WNRC-LP
- Dudley, Massachusetts; United States;
- Broadcast area: Worcester County, Massachusetts
- Frequency: 97.5 MHz
- Branding: 97.5 WNRC

Programming
- Format: College

Ownership
- Owner: Nichols College

History
- First air date: February 2005
- Call sign meaning: Nichols Radio Club

Technical information
- Licensing authority: FCC
- Facility ID: 133676
- Class: L1
- ERP: 31 watts
- HAAT: 52.7 meters (173 ft)
- Transmitter coordinates: 42°02′40″N 71°55′52″W﻿ / ﻿42.04444°N 71.93111°W

Links
- Public license information: LMS
- Webcast: Listen live
- Website: wnrc.nichols.edu

= WNRC-LP =

WNRC-LP (97.5 FM) is a radio station licensed to serve Dudley, Massachusetts. The station is owned by Nichols College.
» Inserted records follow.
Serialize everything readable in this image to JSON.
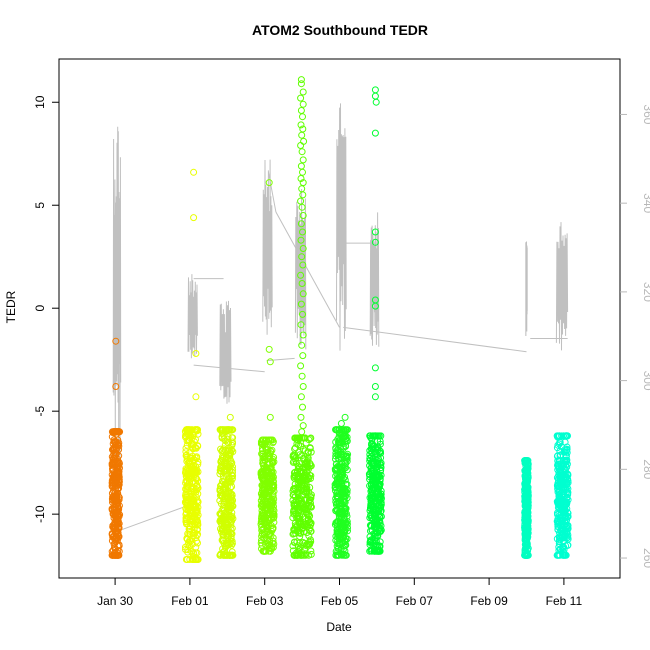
{
  "chart_data": {
    "type": "scatter",
    "title": "ATOM2 Southbound TEDR",
    "xlabel": "Date",
    "ylabel": "TEDR",
    "x_ticks": [
      "Jan 30",
      "Feb 01",
      "Feb 03",
      "Feb 05",
      "Feb 07",
      "Feb 09",
      "Feb 11"
    ],
    "x_tick_days": [
      1,
      3,
      5,
      7,
      9,
      11,
      13
    ],
    "xlim_days": [
      -0.5,
      14.5
    ],
    "y_ticks": [
      -10,
      -5,
      0,
      5,
      10
    ],
    "ylim": [
      -13.1,
      12.1
    ],
    "y2_ticks": [
      260,
      280,
      300,
      320,
      340,
      360
    ],
    "y2lim": [
      255.5,
      372.5
    ],
    "grid": false,
    "series": [
      {
        "color": "#f07800",
        "x_range": [
          0.92,
          1.12
        ],
        "y_range": [
          -12.0,
          -6.0
        ],
        "outliers": [
          [
            1.02,
            -1.6
          ],
          [
            1.02,
            -3.8
          ]
        ]
      },
      {
        "color": "#e8ff00",
        "x_range": [
          2.88,
          3.22
        ],
        "y_range": [
          -12.2,
          -5.9
        ],
        "outliers": [
          [
            3.1,
            6.6
          ],
          [
            3.1,
            4.4
          ],
          [
            3.16,
            -2.2
          ],
          [
            3.16,
            -4.3
          ]
        ]
      },
      {
        "color": "#d0ff00",
        "x_range": [
          3.8,
          4.15
        ],
        "y_range": [
          -12.0,
          -5.9
        ],
        "outliers": [
          [
            4.08,
            -5.3
          ]
        ]
      },
      {
        "color": "#80ff00",
        "x_range": [
          4.9,
          5.25
        ],
        "y_range": [
          -11.8,
          -6.4
        ],
        "outliers": [
          [
            5.15,
            -5.3
          ],
          [
            5.12,
            6.1
          ],
          [
            5.12,
            -2.0
          ],
          [
            5.15,
            -2.6
          ]
        ]
      },
      {
        "color": "#60ff00",
        "x_range": [
          5.75,
          6.25
        ],
        "y_range": [
          -12.0,
          -6.3
        ],
        "outliers": [
          [
            5.98,
            11.1
          ],
          [
            5.98,
            10.9
          ],
          [
            6.03,
            10.5
          ],
          [
            5.96,
            10.2
          ],
          [
            6.03,
            9.9
          ],
          [
            5.98,
            9.6
          ],
          [
            6.01,
            9.3
          ],
          [
            5.97,
            8.9
          ],
          [
            6.02,
            8.7
          ],
          [
            5.99,
            8.4
          ],
          [
            6.04,
            8.1
          ],
          [
            5.96,
            7.9
          ],
          [
            6.0,
            7.6
          ],
          [
            6.03,
            7.2
          ],
          [
            5.98,
            6.9
          ],
          [
            6.01,
            6.6
          ],
          [
            5.97,
            6.3
          ],
          [
            6.03,
            6.1
          ],
          [
            5.99,
            5.8
          ],
          [
            6.02,
            5.5
          ],
          [
            5.96,
            5.2
          ],
          [
            6.0,
            4.9
          ],
          [
            6.03,
            4.5
          ],
          [
            5.98,
            4.1
          ],
          [
            6.01,
            3.7
          ],
          [
            5.97,
            3.3
          ],
          [
            6.03,
            2.9
          ],
          [
            5.99,
            2.5
          ],
          [
            6.02,
            2.1
          ],
          [
            5.96,
            1.6
          ],
          [
            6.0,
            1.2
          ],
          [
            6.03,
            0.7
          ],
          [
            5.98,
            0.2
          ],
          [
            6.01,
            -0.3
          ],
          [
            5.97,
            -0.8
          ],
          [
            6.03,
            -1.3
          ],
          [
            5.99,
            -1.8
          ],
          [
            6.02,
            -2.3
          ],
          [
            5.96,
            -2.8
          ],
          [
            6.0,
            -3.3
          ],
          [
            6.03,
            -3.8
          ],
          [
            5.98,
            -4.3
          ],
          [
            6.01,
            -4.8
          ],
          [
            5.97,
            -5.3
          ],
          [
            6.03,
            -5.7
          ],
          [
            5.99,
            -6.0
          ]
        ]
      },
      {
        "color": "#20ff20",
        "x_range": [
          6.88,
          7.22
        ],
        "y_range": [
          -12.0,
          -5.9
        ],
        "outliers": [
          [
            7.05,
            -5.6
          ],
          [
            7.15,
            -5.3
          ]
        ]
      },
      {
        "color": "#00ff30",
        "x_range": [
          7.8,
          8.12
        ],
        "y_range": [
          -11.8,
          -6.2
        ],
        "outliers": [
          [
            7.96,
            10.6
          ],
          [
            7.96,
            10.3
          ],
          [
            7.98,
            10.0
          ],
          [
            7.96,
            8.5
          ],
          [
            7.96,
            3.7
          ],
          [
            7.96,
            3.2
          ],
          [
            7.96,
            0.4
          ],
          [
            7.96,
            0.1
          ],
          [
            7.96,
            -2.9
          ],
          [
            7.96,
            -3.8
          ],
          [
            7.96,
            -4.3
          ]
        ]
      },
      {
        "color": "#00ffc0",
        "x_range": [
          11.95,
          12.05
        ],
        "y_range": [
          -12.0,
          -7.4
        ],
        "outliers": []
      },
      {
        "color": "#00ffd0",
        "x_range": [
          12.82,
          13.12
        ],
        "y_range": [
          -12.0,
          -6.2
        ],
        "outliers": []
      }
    ],
    "line_series": {
      "color": "#c0c0c0",
      "axis": "right",
      "flat_segments": [
        [
          1.05,
          3.0,
          266.0,
          272.0
        ],
        [
          3.1,
          3.9,
          323.0,
          323.0
        ],
        [
          3.1,
          5.0,
          303.5,
          302.0
        ],
        [
          5.05,
          5.8,
          304.5,
          305.0
        ],
        [
          5.1,
          5.3,
          347.0,
          338.0
        ],
        [
          5.3,
          7.0,
          338.0,
          312.0
        ],
        [
          7.05,
          8.0,
          331.0,
          331.0
        ],
        [
          7.1,
          12.0,
          312.0,
          306.5
        ],
        [
          12.1,
          13.1,
          309.5,
          309.5
        ]
      ],
      "spikes": [
        [
          0.95,
          1.15,
          263.0,
          362.0
        ],
        [
          2.95,
          3.2,
          300.0,
          325.0
        ],
        [
          3.8,
          4.1,
          288.0,
          318.0
        ],
        [
          4.95,
          5.2,
          298.0,
          350.0
        ],
        [
          5.82,
          6.1,
          300.0,
          346.0
        ],
        [
          6.92,
          7.18,
          296.0,
          367.0
        ],
        [
          7.82,
          8.05,
          301.0,
          338.0
        ],
        [
          11.98,
          12.02,
          305.0,
          332.0
        ],
        [
          12.8,
          13.1,
          300.0,
          336.0
        ]
      ]
    }
  }
}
It airs a college radio format, 24/7 in stereo.

The station was assigned the WNRC-LP call letters by the Federal Communications Commission on September 1, 2005. This low-power station replaces a 15-watt class-D "full power" FM station known as WNRC that had been licensed to Nichols College; that station is now WXRB.